Session name: "Modernizing Credit Card Issuance"
- Dan Rosen, Founder and General Partner, Commerce Ventures (moderator)
- Joseph Bayen, Founder and CEO, Grow Credit
- Kristy Kim, Co-Founder and CEO, TomoCredit
- Michael Spelfogel, Co-Founder and President, Cardless
- The panelists kicked off the conversation with a brief overview of their businesses: Cardless is a cobranded credit card company, and TomoCredit and Grow Credit offer credit cards to customers with no or subprime credit history to help them build their credit.

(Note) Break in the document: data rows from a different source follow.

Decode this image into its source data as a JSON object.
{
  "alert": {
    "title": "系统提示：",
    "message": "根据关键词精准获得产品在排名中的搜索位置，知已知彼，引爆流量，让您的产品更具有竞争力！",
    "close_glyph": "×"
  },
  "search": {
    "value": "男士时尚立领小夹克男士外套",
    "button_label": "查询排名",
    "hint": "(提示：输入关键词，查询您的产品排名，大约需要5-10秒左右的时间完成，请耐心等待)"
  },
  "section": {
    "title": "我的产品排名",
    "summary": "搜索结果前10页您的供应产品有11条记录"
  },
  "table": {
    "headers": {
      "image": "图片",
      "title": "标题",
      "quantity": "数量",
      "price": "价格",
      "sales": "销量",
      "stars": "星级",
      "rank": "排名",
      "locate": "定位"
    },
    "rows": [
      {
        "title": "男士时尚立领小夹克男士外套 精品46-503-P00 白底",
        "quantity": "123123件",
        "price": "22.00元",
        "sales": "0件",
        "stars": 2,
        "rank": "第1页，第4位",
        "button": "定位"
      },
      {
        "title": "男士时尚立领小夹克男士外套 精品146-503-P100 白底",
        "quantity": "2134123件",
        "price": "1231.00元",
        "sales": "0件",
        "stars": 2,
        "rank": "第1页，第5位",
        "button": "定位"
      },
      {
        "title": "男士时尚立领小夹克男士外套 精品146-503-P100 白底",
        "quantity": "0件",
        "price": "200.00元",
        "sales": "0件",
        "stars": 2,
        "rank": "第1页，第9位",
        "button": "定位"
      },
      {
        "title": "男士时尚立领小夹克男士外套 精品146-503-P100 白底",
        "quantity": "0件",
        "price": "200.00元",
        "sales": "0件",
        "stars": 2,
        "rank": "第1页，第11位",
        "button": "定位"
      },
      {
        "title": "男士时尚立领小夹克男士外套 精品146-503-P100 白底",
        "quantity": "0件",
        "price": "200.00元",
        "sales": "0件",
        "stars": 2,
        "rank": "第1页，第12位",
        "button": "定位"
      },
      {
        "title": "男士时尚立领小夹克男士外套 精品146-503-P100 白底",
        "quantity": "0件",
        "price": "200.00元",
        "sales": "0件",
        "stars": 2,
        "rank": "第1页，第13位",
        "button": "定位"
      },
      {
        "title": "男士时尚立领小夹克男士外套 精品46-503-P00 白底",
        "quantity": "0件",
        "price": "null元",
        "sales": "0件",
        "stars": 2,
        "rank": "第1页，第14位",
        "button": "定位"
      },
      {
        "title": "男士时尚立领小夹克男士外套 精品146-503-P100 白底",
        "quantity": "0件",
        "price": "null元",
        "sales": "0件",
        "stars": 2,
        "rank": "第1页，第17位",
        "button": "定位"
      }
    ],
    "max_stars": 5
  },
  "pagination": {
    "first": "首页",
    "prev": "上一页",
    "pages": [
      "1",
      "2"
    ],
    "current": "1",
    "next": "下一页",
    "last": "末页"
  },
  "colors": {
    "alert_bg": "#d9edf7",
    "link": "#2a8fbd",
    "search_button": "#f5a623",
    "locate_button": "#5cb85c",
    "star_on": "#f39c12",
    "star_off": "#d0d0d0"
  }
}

- When asked why credit card issuers need to innovate, the panelists all agreed that there’s a market of customers whom banks aren’t serving—and each of their businesses taps into that demographic. Kim and Bayen emphasized the need for financial inclusion, referencing their own experiences immigrating to the US and struggling to understand the credit system.
- The panelists also agreed on the idea that traditional credit-scoring systems like FICO, while beneficial in many scenarios, shouldn’t be the sole credit eligibility determinant. And alternative methods like using cash flow and brokerage data to replace FICO—or using them in conjunction with systems like FICO, as Spelfogel suggested—can help bring more consumers into the credit system.
What This Means:
- Kim said many banks recognize that their credit eligibility practices exclude a large portion of customers—and while she believes that the banks will eventually come around, at the moment, they prioritize security over innovation.

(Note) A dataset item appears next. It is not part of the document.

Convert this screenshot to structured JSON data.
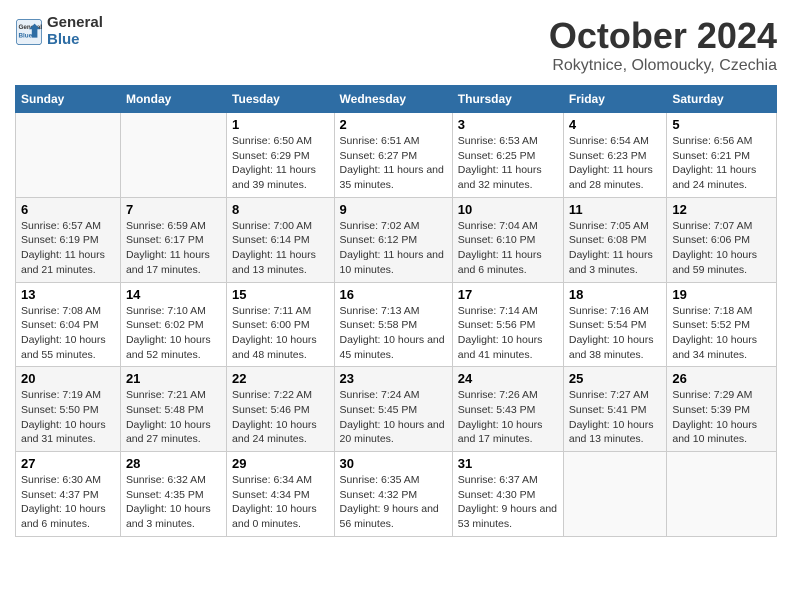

- Companies like Grow Credit and TomoCredit are emerging now thanks to the evolution of open banking—which lets them access customer data to get a holistic view of consumers’ financial standing and credit eligibility.
- Bringing customers into the credit system helps improve their financial well-being and gives them access to critical products like mortgages or auto loans.
- Ultimately, agility is key—letting go of the bureaucratic processes that can sometimes hinder innovation while maintaining security is the sweet spot issuers need to find.
Insider Intelligence payments and commerce senior analyst Jaime Toplin weighs in: “Providers are angling to expand the credit ecosystem to reach new customers. Alternative or hybrid approaches to scoring can do just that by letting providers attract potentially low-risk, high-lifetime-value customers who may have previously been excluded. But fintechs' digital savvy and unique offerings may pose a threat to major issuers that are also pursuing this population. As a result, we’ve seen major issuers launch new products that may target credit-building users, including Wells Fargo’s Reflect card and Chase’s Slate Edge, which reward on-time payments with APR reductions, and US Bank’s new secured cards, which offer robust cash-back rewards tied to existing card programs. This push could help issuers widen their nets and grab a share of this demographic in the hope of upselling them later and building lasting relationships.”